The need for stability in the face of mounting geopolitical disruption has driven some UK businesses to begin diversifying their supply chains, or to move away from high-risk countries in favour of more local suppliers, a report by the Institute of Directors (IoD) has said.
This comes despite firms acknowledging such alterations would create higher costs in the short term. However, businesses are willing to absorb those costs, the report found, in order to “avoid sudden disruptions” and “ensure their supply chain is sufficiently resilient and future-proofed”.
Buyers identified China as the “most powerful and immediate geopolitical business risk”, and said the UK should adopt a “more cautious approach” to the country to balance the superpower’s economic importance with its potential to disrupt global political relations.
While China ranked number one, the report noted risk “warning lights” for any countries which “do not necessarily conform to western politics”. These risks include global commodity shortages, particularly in critical minerals, semiconductors and certain chemicals, as well as port delays, shipping times and the reliability of logistics.
The survey of 1,026 CEOS at UK organisations, including SMEs and large businesses, found members of the IoD want to minimise perceptions of risk to assure their own end customers that they are a reliable supplier.
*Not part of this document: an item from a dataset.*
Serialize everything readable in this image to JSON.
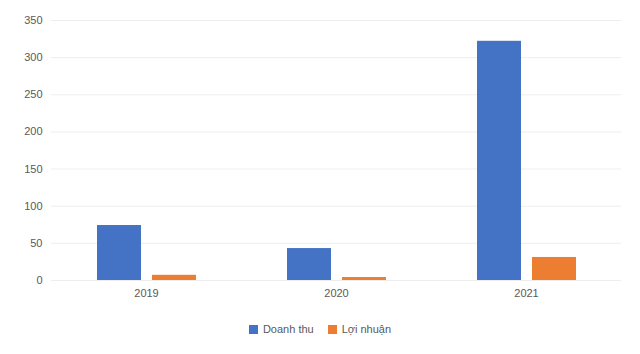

This is at odds with their concerns over supply chains connected to Russia, India, North Korea, Brazil, and Middle Eastern nations.
Just under a third (31%) of SMEs are responding to geopolitical pressures, compared with 53% of large businesses.
“This is rather reminiscent of the 1980s, with phrases like ‘East-West divide’ and ‘political polarisation’ cropping up,” the report warned. “If western companies deliberately avoid partnerships with any country which does not adhere to the same moral and political values, the so-called ‘East-West divide’ could become something of a self-fulfilling prophecy.”
Brexit-related border friction, pandemic disruption, and unstable economic conditions have driven a changing global dynamic, the report added – but, paradoxically, a reorganisation of global supply chains in response to this shifting dynamic could be as much a threat to globalisation as the disruption itself.
IoD trade policy advisory, Emma Rowland, said: “It is clear businesses are sensing geopolitical shaped clouds on the horizon, particularly while China’s standing with the US, Russia and Taiwan remains uncertain. Ultimately, firms are pursuing long-term stability in their supply chains, so they can provide certainty to their own end customers.
“They want to know they can rely on their international business partners long-term and not be hampered by sudden disruptions. Whilst it is broadly felt that a complete decoupling from China is economically impractical, at least for now, the fact that a significant number of businesses are willing to take on extra costs to secure their global operations shows attitudes to global trade are shifting.”
However, businesses committed to these alterations have found local suppliers more expensive than Chinese ones, and have had to invest in years-long processes to move operations. Simultaneously, choice in vendors is more limited outside of China, and so capacity reduction has impacted these firms.
Overall, this shift has created around a 10-20% increase in costs, and respondents have had to strike a balance between cost and quality.
The findings echo those of Roland Berger in the EU, which found almost two-thirds (64%) of European companies say doing business in China has become more difficult in the past year due to geopolitical tension.